To make matters even more interesting, cash is being pulled out of houses at a prodigious rate through mortgage refis. U.S. homeowners extracted half a trillion dollars from their homes last year, which is over 25% of the total deposits in banks. Essentially, real estate is being used as a gigantic ATM machine.

Real blue-collar wages have been declining for 30 years now. White-collar salaries are not keeping pace with inflation. Prodigious tax cuts are targeted mainly to the rich. Where does this leave the consumer?

The strapped consumer—whose ratio of indebtedness to income is at an all-time historic high—is now using home equity extraction as the main source of purchasing power in the economy. This debt-based liquidity is then being funneled (85% last year) into further asset purchases in a self-reinforcing spiral.

This seems like a fairyland, global society's discovery of a quick and easy way to so-called wealth creation through debt-fueled asset bubbles. No longer is savings from productive effort and investment in productive capacity required to build a society's wealth.

It would be interesting if this process could continue forever. But it is the very nature of credit bubbles that ever-greater credit excess is needed to sustain them, and this ever-increasing excess in turn fuels greater and greater distortions in the economy—from debt burdens, imprudent investments and mal-directed resources.

Eventually, these distortions bring about the inevitable collapse of the bubble. And the longer the excesses of the bubble are allowed to continue, the greater and more catastrophic is the ultimate bust.

In the developed countries of the world, real estate ($40 trillion) is now even more important as an asset class than equities ($23 trillion). Thus the coming collapse of the housing bubble will likely have an even greater effect on the global economy than a stock price collapse.

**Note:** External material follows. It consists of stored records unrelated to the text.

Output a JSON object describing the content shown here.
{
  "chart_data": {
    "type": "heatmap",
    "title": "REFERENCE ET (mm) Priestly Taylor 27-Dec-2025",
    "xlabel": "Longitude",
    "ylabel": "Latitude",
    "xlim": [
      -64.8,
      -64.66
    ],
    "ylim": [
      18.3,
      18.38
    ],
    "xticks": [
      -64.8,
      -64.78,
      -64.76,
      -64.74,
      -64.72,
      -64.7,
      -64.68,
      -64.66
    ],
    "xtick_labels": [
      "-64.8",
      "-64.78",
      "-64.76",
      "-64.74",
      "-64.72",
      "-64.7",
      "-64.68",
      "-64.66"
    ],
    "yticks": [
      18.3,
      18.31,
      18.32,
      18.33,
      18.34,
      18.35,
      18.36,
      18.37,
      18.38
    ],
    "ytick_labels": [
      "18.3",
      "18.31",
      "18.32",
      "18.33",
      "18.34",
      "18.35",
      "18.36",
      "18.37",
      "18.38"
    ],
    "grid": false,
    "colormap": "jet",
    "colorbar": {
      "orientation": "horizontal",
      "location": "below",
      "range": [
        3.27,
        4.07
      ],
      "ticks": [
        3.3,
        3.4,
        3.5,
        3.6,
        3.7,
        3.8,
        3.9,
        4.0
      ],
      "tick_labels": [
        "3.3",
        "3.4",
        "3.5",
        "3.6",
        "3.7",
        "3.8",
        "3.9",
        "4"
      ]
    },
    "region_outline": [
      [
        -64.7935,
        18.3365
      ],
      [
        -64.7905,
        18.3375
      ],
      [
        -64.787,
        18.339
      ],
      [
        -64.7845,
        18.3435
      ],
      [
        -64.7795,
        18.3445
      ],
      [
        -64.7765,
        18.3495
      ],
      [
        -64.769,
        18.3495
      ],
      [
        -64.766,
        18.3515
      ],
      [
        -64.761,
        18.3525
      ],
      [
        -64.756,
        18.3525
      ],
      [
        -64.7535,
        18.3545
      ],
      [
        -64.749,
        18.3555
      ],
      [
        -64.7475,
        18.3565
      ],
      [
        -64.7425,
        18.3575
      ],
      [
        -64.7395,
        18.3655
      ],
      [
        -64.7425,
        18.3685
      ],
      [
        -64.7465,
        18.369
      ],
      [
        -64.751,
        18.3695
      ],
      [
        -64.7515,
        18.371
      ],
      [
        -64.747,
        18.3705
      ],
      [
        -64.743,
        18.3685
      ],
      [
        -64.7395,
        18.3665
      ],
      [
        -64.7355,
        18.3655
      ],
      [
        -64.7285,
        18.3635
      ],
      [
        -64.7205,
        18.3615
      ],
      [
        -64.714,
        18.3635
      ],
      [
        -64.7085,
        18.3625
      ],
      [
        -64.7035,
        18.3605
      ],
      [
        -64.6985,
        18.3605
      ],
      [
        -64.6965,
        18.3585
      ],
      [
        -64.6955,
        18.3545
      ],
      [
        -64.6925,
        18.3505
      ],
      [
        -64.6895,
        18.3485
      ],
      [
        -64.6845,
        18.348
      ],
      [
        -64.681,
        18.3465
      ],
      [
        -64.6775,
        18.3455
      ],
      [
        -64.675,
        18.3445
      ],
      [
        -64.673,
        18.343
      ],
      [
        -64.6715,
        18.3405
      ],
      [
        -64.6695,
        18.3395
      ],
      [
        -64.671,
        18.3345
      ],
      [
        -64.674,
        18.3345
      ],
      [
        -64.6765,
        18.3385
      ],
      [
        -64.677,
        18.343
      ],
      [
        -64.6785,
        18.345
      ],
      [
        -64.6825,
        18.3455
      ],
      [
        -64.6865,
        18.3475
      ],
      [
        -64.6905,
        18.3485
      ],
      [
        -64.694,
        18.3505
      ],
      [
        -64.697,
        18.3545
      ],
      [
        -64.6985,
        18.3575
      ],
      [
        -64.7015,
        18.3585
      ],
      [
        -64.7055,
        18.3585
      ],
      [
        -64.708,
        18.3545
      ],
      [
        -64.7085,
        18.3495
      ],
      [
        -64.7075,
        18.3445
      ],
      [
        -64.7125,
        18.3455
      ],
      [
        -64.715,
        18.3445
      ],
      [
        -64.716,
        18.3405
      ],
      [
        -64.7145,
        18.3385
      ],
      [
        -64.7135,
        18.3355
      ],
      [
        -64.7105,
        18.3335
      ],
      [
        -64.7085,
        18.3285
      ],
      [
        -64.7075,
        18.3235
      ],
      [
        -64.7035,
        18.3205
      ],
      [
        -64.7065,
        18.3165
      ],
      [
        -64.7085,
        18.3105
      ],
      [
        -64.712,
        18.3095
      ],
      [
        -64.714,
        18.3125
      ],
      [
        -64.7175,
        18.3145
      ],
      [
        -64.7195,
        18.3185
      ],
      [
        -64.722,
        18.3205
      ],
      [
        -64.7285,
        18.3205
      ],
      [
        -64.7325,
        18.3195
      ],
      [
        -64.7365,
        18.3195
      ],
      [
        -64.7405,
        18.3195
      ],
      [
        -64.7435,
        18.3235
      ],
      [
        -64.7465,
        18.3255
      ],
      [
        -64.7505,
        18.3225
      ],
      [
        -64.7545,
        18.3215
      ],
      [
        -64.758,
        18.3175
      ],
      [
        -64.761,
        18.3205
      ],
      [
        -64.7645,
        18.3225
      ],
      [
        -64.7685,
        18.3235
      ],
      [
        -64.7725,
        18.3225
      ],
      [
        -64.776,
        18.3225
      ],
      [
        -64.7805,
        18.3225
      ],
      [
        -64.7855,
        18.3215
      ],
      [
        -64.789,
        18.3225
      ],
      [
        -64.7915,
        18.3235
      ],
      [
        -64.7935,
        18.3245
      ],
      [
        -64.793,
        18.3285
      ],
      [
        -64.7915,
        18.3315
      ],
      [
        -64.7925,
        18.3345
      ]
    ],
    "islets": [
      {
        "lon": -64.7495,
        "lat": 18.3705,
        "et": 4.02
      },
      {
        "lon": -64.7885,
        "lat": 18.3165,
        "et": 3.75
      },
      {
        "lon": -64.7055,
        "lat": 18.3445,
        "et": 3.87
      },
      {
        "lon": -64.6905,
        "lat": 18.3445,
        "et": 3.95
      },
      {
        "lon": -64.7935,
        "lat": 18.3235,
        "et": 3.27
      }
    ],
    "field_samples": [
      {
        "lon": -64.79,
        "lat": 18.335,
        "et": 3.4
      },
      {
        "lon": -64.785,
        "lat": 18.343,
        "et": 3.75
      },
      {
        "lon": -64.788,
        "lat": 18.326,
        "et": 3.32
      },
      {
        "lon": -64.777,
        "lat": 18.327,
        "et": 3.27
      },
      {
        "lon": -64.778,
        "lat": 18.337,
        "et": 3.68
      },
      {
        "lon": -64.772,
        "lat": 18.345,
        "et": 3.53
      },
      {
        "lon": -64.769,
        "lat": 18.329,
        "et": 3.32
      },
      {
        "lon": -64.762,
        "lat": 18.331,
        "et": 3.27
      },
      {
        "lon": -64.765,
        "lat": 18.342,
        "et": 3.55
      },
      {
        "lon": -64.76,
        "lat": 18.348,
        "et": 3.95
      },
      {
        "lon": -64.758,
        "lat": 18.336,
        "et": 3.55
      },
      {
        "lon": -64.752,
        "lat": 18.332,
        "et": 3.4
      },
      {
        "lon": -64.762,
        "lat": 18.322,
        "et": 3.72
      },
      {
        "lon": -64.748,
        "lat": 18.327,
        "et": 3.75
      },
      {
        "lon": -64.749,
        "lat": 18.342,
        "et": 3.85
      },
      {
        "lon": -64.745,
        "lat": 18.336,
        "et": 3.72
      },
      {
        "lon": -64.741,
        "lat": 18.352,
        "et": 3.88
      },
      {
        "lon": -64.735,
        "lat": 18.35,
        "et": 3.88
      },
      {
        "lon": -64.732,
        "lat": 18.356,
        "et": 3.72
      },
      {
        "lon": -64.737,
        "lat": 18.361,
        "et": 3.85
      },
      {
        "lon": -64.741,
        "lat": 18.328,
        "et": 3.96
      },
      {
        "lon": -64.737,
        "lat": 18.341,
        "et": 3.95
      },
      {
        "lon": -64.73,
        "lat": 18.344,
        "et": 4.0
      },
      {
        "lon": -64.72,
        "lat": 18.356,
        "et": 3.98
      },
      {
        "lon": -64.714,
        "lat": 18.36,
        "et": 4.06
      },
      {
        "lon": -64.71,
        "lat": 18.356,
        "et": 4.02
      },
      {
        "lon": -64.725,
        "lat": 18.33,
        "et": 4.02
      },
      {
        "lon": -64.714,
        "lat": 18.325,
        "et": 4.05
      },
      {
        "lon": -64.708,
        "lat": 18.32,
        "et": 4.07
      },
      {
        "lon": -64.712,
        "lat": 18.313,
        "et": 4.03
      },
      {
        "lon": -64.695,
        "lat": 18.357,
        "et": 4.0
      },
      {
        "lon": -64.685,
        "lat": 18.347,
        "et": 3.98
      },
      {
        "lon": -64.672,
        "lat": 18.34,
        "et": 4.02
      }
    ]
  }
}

The bottom line of all this is that, in order to maintain itself now, the global economy requires an ever-greater and magical asset inflation—fueled by, and fueling in turn, ever-increasing doses of credit gluttony.

Our Great Global Financial Bubble—first in stocks and then in credit, bonds and now real estate—is an order of magnitude larger than the Great Financial Bubble of 1896 to 1929. So it is probable that the resulting collapse will this time also be an order of magnitude larger.

This collapse will have been caused by the parabolic and unsustainable excesses of the previous expansion, but the bust will inevitably create an ardent search for scapegoats and villains on which to blame the catastrophe. Naturally, that which is sought for will be found.